Op-Ed

Life sentence simpler, cheaper than execution

Three years ago, a report was released by the American Bar Association revealing serious problems of fairness and accuracy in the use of the death penalty in Kentucky.

The report followed an exhaustive two-year review of every case in which the death penalty had been imposed in the commonwealth since 1976; the review was conducted by an assessment team of Kentucky attorneys, former Kentucky Supreme Court justices and law school professors.

The findings were numerous and troubling. Among them:

■ Of the last 78 people sentenced to death in Kentucky, 50 have had a death sentence overturned on appeal by Kentucky or federal courts — an error rate of more than 60 percent.

■ At least 10 of the 78 people sentenced to death were represented by defense attorneys who were subsequently disbarred.

■ There is no requirement that evidence in criminal cases be retained as long as a defendant remains incarcerated, and the problem of lost evidence significantly diminishes the effectiveness of a state law that allows post-conviction DNA testing prior to execution.

■ There are no uniform standards on eyewitness identifications and interrogations, and many of Kentucky's largest law-enforcement agencies do not fully adhere to best practices to guard against false eyewitness identifications and false confessions.

■ Kentucky public defenders handling capital cases have caseloads that far exceed national averages and salaries that are 31 percent below those of similarly experienced attorneys in surrounding states.

■ There are no statewide standards governing the qualifications and training of attorneys appointed to handle capital cases.

■ Kentucky does not have adequate protections to ensure that death sentences are not imposed or carried out on a defendant with mental disabilities.

■ There is a lack of data-keeping throughout the administration of the death penalty in Kentucky, making it impossible to guarantee that the system is operating fairly, effectively and efficiently.

These findings were so disturbing that the assessment team recommended that Kentucky suspend all executions until the issues are adequately addressed.

A poll taken when the report was released found 62 percent of likely Kentucky voters supported a temporary halt to executions. The support for a suspension was consistent across the state regardless of gender or party registration.

Unfortunately, there has been no significant change in Kentucky's death penalty law since this sobering report was released, although legislation has been proposed to address some of the problems it identified.
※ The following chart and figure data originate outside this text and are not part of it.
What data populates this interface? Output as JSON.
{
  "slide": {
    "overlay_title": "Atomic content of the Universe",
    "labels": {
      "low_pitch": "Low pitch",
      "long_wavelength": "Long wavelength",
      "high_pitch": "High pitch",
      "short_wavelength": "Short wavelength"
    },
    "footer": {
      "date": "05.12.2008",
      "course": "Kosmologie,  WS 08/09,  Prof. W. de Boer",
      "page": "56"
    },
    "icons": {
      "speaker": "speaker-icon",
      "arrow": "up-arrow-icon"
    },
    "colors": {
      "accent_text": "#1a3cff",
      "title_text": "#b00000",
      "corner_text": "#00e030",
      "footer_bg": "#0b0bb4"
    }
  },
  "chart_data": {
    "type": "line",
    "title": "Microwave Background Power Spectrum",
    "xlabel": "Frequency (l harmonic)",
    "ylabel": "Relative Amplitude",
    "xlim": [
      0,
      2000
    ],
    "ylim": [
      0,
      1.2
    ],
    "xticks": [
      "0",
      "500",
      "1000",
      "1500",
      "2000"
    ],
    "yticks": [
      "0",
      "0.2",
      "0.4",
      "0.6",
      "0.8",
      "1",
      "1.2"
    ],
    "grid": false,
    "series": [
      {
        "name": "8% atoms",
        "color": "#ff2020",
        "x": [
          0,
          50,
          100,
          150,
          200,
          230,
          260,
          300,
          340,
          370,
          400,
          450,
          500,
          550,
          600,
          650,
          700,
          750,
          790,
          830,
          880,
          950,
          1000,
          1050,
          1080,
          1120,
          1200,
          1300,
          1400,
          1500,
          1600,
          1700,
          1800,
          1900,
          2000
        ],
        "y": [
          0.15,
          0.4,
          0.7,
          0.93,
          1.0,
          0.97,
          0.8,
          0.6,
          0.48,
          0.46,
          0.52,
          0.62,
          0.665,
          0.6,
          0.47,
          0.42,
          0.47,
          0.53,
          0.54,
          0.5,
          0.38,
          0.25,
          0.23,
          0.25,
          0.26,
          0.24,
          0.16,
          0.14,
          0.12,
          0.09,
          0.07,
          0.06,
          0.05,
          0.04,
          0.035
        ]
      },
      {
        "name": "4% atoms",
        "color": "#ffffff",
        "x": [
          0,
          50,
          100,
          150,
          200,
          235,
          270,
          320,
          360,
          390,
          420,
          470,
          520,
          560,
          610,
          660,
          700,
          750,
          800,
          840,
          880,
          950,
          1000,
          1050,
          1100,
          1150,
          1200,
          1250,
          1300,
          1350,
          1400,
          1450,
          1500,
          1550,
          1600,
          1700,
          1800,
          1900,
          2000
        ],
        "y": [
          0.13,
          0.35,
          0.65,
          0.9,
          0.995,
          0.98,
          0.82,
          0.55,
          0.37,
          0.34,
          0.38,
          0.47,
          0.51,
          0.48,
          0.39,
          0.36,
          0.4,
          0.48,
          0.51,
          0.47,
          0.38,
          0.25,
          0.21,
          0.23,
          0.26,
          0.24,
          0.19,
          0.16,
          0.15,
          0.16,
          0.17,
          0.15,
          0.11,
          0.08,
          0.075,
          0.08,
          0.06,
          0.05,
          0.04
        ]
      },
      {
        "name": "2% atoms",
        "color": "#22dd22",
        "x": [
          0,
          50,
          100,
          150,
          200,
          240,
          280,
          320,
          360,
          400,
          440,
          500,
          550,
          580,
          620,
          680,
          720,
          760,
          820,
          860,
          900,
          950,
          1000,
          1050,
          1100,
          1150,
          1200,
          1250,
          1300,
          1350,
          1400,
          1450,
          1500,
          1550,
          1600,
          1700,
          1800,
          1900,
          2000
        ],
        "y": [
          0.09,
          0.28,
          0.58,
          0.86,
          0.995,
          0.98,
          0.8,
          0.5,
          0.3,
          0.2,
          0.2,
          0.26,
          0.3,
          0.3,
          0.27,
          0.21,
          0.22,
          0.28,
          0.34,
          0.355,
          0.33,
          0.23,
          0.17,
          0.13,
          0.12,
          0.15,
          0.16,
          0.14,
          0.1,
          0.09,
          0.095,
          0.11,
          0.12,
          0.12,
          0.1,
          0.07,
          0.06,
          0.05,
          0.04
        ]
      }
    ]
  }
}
Judicial action temporarily stopping executions in Kentucky has been related to concerns about the method of executions and drugs used, not the findings of the ABA team.

Without question, this is a difficult issue, and efforts to "fix" the death penalty in Kentucky will be costly and time consuming.

But there is one approach that is simpler and less expensive: Abolish the death penalty and replace it with life in prison without parole for convicted offenders.

Studies have shown the cost of numerous legal appeals prompted by death sentences is far greater than the cost of locking up offenders for the rest of their lives.

The death penalty also traps the families of victims in a decades-long cycle of uncertainty, court hearings and waiting for an execution that may never come.

The ABA review suggests that the death penalty is broken beyond repair in Kentucky.

Replacing it with life without parole is the best approach for our state — removing the possibility that an innocent person will be executed, saving limited tax dollars, protecting public safety, and providing certainty and justice to the families of victims.